After a prologue in Britannia, the action moves to Italy, where the movie spends a good deal of time setting up the conflicts! We have our taciturn hero, Milo, a gladiator-slave, and his cage-mate Atticus, with whom he enjoys a relationship quite similar to that between Kirk Douglas and Woody Strode in Spartacus! There are cruel overseers and merchants, also straight from Spartacus, but without one ounce of the louche, epicene charm found in the performances of Peter Ustinov and Charles Laughton!
We have the rich family, generally goodhearted folks played by Jared Harris from The Ward and Sherlock Holmes: A Game of Shadows, Carrie-Anne Moss from those Matrix pictures, and Emily Browning from Ghost Ship as Cassia, the daughter!
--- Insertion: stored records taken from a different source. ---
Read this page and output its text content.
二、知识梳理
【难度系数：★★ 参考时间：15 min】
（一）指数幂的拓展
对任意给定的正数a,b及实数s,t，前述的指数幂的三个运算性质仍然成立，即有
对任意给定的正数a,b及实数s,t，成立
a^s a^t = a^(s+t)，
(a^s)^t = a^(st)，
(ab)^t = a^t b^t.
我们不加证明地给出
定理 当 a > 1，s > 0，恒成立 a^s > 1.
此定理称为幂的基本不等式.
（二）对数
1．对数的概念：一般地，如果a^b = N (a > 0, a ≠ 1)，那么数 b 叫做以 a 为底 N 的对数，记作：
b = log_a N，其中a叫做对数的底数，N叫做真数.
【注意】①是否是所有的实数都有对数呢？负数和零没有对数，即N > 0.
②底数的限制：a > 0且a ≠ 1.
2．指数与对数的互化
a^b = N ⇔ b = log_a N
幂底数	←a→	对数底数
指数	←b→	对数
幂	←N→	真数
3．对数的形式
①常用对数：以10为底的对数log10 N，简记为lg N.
And of course we have the nasty Romans, headed by Kiefer “Stand By Me” Sutherland! Ha ha, Kiefer has fallen for Cassia just as Laurence Olivier once fell for Jean Simmons, though he shows no indication of preferring oysters to snails or vice versa!
All of this trundles along for a while, with the occasional earth tremor or ominous tilt up to Vesuvius to remind us that this is, or will eventually become, a volcano picture! But for long stretches it feels like any old 1960s peplum, and that, I think, is the aspect I enjoyed the most! Ha ha, it felt like I’d gone back in time to a point at which one could go see Demetrius and the Gladiators or Hercules in the Haunted World at your local cinema!
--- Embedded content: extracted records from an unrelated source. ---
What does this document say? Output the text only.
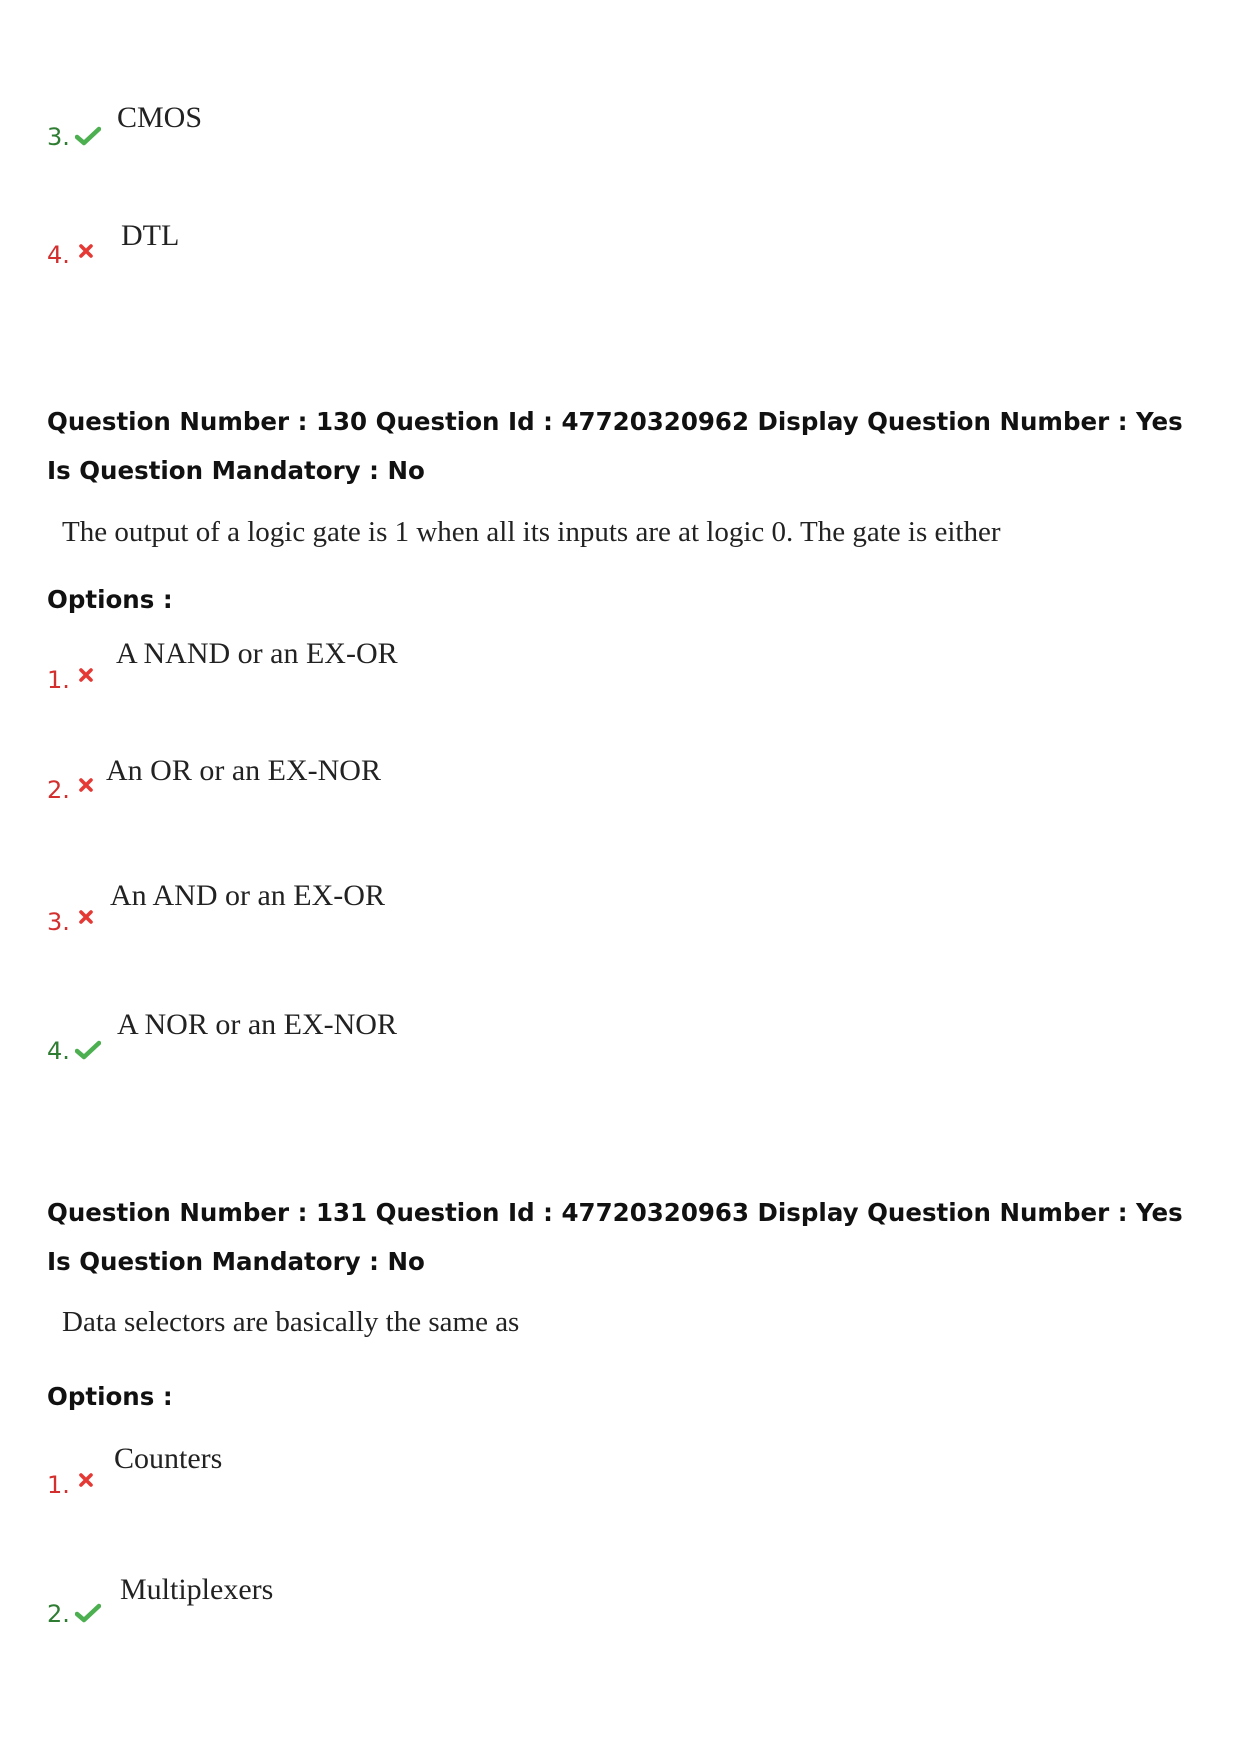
3.
CMOS
4.
DTL
Question Number : 130 Question Id : 47720320962 Display Question Number : Yes Is Question Mandatory : No
The output of a logic gate is 1 when all its inputs are at logic 0. The gate is either
Options :
1.
A NAND or an EX-OR
2.
An OR or an EX-NOR
3.
An AND or an EX-OR
4.
A NOR or an EX-NOR
Question Number : 131 Question Id : 47720320963 Display Question Number : Yes Is Question Mandatory : No
Data selectors are basically the same as
Options :
1.
Counters
2.
Multiplexers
Then the volcano pops and for the rest of the picture we have spewing ash and lava bombs and all manner of PG-13 destruction! Ha ha, there’s some thrills to be had here, but all the clichés of historical spectacle, the constant, goofy anachronism and the rote romance conspire to keep us at arms’ length from everything, and preclude any real involvement in the drama!
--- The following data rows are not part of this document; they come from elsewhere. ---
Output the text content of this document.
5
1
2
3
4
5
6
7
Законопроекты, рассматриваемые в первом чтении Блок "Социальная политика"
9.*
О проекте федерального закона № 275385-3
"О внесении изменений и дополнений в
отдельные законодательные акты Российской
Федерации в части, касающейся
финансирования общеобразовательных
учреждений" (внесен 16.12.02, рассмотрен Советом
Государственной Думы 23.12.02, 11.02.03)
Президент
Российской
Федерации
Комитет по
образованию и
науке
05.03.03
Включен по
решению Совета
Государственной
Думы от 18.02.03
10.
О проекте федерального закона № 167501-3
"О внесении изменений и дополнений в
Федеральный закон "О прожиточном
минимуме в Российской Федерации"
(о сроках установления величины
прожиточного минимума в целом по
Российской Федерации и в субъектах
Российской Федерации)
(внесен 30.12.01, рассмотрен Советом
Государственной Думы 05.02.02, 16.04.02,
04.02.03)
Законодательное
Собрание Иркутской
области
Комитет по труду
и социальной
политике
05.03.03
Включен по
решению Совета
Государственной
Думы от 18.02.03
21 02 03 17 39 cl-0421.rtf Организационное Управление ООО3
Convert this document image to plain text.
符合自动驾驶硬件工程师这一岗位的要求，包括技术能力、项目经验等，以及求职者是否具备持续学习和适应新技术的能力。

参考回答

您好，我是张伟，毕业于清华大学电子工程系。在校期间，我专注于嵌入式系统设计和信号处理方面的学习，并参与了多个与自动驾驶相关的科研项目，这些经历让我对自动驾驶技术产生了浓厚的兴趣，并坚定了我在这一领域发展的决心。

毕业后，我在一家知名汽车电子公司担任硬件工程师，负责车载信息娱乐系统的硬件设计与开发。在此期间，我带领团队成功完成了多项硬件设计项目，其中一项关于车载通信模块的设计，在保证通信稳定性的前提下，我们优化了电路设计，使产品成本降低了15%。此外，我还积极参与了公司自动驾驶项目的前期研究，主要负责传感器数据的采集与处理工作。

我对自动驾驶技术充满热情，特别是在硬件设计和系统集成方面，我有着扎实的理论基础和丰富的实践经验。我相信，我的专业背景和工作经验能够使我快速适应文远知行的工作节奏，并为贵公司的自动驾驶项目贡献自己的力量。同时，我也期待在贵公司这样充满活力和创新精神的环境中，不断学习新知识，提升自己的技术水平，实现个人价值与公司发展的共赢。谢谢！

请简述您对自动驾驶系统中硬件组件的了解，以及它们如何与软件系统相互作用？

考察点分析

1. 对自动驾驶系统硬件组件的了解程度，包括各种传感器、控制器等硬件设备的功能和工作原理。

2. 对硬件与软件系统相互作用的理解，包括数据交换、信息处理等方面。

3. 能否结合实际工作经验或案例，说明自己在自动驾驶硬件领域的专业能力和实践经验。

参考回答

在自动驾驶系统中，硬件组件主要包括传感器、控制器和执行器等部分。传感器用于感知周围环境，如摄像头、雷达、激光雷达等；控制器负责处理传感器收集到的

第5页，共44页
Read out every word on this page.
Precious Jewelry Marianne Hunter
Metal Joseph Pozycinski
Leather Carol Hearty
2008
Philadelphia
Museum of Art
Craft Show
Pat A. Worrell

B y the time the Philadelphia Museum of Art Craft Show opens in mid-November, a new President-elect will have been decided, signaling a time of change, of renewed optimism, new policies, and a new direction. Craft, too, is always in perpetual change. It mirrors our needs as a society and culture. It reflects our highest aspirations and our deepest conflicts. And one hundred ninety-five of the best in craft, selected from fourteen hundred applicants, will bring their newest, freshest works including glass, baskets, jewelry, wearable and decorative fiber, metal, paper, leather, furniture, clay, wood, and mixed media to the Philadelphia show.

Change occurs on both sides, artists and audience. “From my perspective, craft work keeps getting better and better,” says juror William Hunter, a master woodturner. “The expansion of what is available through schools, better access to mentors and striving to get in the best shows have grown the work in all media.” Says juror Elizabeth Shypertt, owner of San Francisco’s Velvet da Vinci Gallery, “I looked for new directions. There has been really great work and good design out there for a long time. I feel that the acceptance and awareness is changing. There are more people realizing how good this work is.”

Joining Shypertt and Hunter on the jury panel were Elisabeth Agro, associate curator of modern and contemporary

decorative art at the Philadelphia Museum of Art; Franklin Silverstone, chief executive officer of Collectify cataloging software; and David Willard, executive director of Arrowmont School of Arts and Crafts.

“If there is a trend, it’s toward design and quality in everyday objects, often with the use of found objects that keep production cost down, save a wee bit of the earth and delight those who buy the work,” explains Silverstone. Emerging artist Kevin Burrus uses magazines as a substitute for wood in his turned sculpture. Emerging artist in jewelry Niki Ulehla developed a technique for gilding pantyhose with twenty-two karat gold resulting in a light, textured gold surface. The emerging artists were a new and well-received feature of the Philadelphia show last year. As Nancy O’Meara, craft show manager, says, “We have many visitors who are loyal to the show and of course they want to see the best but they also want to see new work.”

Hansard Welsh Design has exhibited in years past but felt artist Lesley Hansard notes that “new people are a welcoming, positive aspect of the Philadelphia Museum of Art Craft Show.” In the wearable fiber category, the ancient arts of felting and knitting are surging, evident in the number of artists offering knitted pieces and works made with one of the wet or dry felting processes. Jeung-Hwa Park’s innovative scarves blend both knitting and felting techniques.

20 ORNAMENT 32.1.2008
I wish the picture was even sillier than it actually is, and that it was better able to transcend the restrictions of its PG rating, but it still fits pretty well into the “expensive B-picture pulp movie” category! Still, in the end it’s just not very good, and almost all the enjoyment I got out of it came from what I myself had brought in! I’m going to give Pompeii one and a half lava bombs, which is an infinitesimal fraction of the number we see in the movie! Ha ha!